Natkime is the son of the late tribal leader Tuarek Natkime, who allowed Freeport mine on the Amungme people’s land. In 2000, Freeport and Papuan tribes reached a landmark agreement after five years of negotiations to work together in support of social development, human rights and the environment.

The company agreed the following year to set up a trust fund for members of the Amungme and Kamoro tribes living closest to the mining operations. The initial $2.5-million fund, with a $500,000 contribution in each following year, allowed the tribes to purchase shares in the company.

Freeport already had established a social development fund, “which has received nearly $95 million from our operations since 1996 for investments in projects selected by a board of local stakeholders,” a company statement says.


Soaring demand for copper, especially in China, has driven the metal’s price close to a record high. Freeport’s Indonesian mineworkers receive an average of just under $175 a month. The strikers want that raised to $391 monthly.
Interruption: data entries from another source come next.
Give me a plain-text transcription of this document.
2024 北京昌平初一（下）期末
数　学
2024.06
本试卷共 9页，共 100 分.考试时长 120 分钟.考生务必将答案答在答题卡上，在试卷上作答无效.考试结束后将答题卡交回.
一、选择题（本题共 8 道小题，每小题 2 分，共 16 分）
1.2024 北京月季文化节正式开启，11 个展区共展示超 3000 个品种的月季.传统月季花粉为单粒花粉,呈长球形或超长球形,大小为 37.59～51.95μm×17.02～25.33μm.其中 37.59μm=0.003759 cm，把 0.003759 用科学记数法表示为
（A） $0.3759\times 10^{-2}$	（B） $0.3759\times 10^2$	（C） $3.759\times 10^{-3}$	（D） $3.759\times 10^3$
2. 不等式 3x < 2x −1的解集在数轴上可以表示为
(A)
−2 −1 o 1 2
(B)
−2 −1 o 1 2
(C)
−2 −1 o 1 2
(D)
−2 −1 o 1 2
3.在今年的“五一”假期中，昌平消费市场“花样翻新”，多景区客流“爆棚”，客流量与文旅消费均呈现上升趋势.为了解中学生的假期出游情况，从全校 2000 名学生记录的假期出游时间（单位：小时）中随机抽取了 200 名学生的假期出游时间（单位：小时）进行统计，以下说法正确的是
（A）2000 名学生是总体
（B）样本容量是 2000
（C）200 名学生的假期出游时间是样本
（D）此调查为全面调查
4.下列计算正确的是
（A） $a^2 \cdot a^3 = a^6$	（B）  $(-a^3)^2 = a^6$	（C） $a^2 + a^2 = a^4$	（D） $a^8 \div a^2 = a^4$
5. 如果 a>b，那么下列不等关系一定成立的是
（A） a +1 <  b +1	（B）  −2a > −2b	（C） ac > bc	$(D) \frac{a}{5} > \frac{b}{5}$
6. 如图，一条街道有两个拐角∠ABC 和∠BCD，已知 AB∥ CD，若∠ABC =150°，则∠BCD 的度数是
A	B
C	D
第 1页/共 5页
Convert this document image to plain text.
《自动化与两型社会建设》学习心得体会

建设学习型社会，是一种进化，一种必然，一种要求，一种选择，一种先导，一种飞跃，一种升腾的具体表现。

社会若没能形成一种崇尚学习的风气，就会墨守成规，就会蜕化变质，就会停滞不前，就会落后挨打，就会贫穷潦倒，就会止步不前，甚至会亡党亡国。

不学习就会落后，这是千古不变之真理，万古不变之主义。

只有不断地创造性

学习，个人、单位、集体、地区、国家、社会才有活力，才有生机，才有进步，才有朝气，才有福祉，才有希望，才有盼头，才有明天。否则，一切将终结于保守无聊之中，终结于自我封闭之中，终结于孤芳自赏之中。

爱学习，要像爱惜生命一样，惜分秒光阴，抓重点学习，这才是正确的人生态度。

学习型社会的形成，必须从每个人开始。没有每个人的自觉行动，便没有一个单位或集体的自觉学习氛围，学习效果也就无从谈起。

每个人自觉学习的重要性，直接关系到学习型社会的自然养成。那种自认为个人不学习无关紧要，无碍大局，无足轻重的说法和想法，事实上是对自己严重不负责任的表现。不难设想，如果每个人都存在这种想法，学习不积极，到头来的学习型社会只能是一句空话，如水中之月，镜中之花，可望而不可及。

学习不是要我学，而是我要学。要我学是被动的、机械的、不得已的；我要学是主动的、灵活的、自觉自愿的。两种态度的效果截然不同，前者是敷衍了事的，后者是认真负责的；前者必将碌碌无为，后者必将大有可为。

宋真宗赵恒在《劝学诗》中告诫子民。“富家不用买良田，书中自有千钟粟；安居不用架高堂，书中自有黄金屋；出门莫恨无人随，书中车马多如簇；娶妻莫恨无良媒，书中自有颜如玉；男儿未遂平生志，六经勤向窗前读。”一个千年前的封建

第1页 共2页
Titus Natkime said his people thought agreements with the company and Indonesia’s government would improve their living conditions. “The fact is, there is no improvement on the worker’s welfare,” he said.

“So, it’s not only about the wages, but also our dignity, as the owner of the land. We are poor on very rich land.”

In 2005, Freeport acknowledged paying nearly $20 million to military and police officers in Papua for “legitimate security needs,” describing the disbursements as “ordinary business practices.”

Several hundred members of the security forces, including riot police and units with armored vehicles, were at the mine site Friday, and there were no reports of violence. The two sides were continuing to negotiate.

But Natkime warned that if the workers’ demands weren’t met, “we will keep on striking.”